Le 15/09/2015 à 16:09

Merci pour cet excellent article, j’aurais juste une question, les puissances annoncées sont elles en chevaux SAE ou en chevaux DIN ?

Allan Wagos

Le 13/09/2018 à 17:19

Mais le plan Pons qui donnait la priorité à la bagnole populaire pour re-motoriser les Français dès 1946 a balayé d’un trait la voiture de grande classe aidé en cela par les communistes au pouvoir et la CGT aux manettes chez Renault….

Toutes les marques de prestige étant condamnés à disparaître….il était louche à l’époque d’être riche et d’avoir un train de vie ostentatoire….

Ce qui n’a pas empêche Jacques Duclos et Maurice Thorez, deux cacique communistes, de rouler en Delahaye blindées ….payées par les camarades qui circulaient à vélo !!!

Rien n’a changé dans le contexte actuel me direz vous….
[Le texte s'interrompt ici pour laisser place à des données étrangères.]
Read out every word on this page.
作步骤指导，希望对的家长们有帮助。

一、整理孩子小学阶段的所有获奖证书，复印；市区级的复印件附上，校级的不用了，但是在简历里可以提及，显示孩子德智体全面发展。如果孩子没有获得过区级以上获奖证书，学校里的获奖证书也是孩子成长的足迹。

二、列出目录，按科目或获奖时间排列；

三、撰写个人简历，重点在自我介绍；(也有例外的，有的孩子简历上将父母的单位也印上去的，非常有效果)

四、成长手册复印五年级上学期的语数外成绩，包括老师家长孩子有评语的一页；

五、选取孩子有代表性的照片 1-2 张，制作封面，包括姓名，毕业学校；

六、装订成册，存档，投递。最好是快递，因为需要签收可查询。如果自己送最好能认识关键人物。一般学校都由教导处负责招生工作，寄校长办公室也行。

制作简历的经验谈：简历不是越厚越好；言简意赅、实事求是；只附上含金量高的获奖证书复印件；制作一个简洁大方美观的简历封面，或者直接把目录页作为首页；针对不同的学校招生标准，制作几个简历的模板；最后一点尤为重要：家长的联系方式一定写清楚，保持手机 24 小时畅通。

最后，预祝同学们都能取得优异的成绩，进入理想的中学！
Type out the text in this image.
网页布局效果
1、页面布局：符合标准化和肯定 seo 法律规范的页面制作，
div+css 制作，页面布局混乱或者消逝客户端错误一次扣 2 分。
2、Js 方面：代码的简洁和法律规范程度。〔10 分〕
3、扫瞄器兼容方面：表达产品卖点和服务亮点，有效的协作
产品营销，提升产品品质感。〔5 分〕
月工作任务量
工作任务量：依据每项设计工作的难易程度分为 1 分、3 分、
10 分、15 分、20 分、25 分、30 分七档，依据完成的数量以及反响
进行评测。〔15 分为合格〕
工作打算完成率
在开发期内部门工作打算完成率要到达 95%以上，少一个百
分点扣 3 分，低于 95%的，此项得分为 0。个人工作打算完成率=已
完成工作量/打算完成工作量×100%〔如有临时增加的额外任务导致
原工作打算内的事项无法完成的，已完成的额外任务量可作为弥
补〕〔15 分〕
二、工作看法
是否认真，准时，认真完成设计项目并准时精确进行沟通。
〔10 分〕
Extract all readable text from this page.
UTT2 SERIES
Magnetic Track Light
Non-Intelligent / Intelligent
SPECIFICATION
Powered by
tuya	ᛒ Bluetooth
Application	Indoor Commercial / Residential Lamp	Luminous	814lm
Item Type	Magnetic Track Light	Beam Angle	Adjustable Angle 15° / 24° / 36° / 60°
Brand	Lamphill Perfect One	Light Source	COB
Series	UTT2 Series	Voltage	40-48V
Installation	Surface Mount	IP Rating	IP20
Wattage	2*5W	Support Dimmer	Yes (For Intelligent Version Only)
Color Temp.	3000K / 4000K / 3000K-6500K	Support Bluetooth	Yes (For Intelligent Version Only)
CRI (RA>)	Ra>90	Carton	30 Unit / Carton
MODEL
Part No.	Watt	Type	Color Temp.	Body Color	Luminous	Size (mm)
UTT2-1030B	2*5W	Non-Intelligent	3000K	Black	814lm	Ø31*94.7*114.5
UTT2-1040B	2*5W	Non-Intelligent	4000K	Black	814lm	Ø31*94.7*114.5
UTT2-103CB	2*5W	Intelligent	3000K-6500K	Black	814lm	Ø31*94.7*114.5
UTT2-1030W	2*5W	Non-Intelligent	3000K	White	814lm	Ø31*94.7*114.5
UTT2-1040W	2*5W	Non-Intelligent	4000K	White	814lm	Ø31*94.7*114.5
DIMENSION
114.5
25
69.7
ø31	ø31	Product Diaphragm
Et alors De Gaulle en personne qui avait une haine farouche pour tout ce qui était américain ( Facel utilisait des moteurs Chrysler ou De Soto V8 surpuissants ) ce qui déplut au Grand Charles quand on lui proposa une Facel comme voiture d’apparat…..

Le malentendu persiste , toutes les tentatives de hauts de gamme Français ont échoué …

Les Allemands , et les Italiens ont eu la vie belle, eux qui étaient vaincus après guerre nous ont ridiculisé…..

Pendant que nous roulions Peugeot 203……les Teutons lançaient la Mercedes 300 SL ….Et les Ritals la Ferrari 375 MM …..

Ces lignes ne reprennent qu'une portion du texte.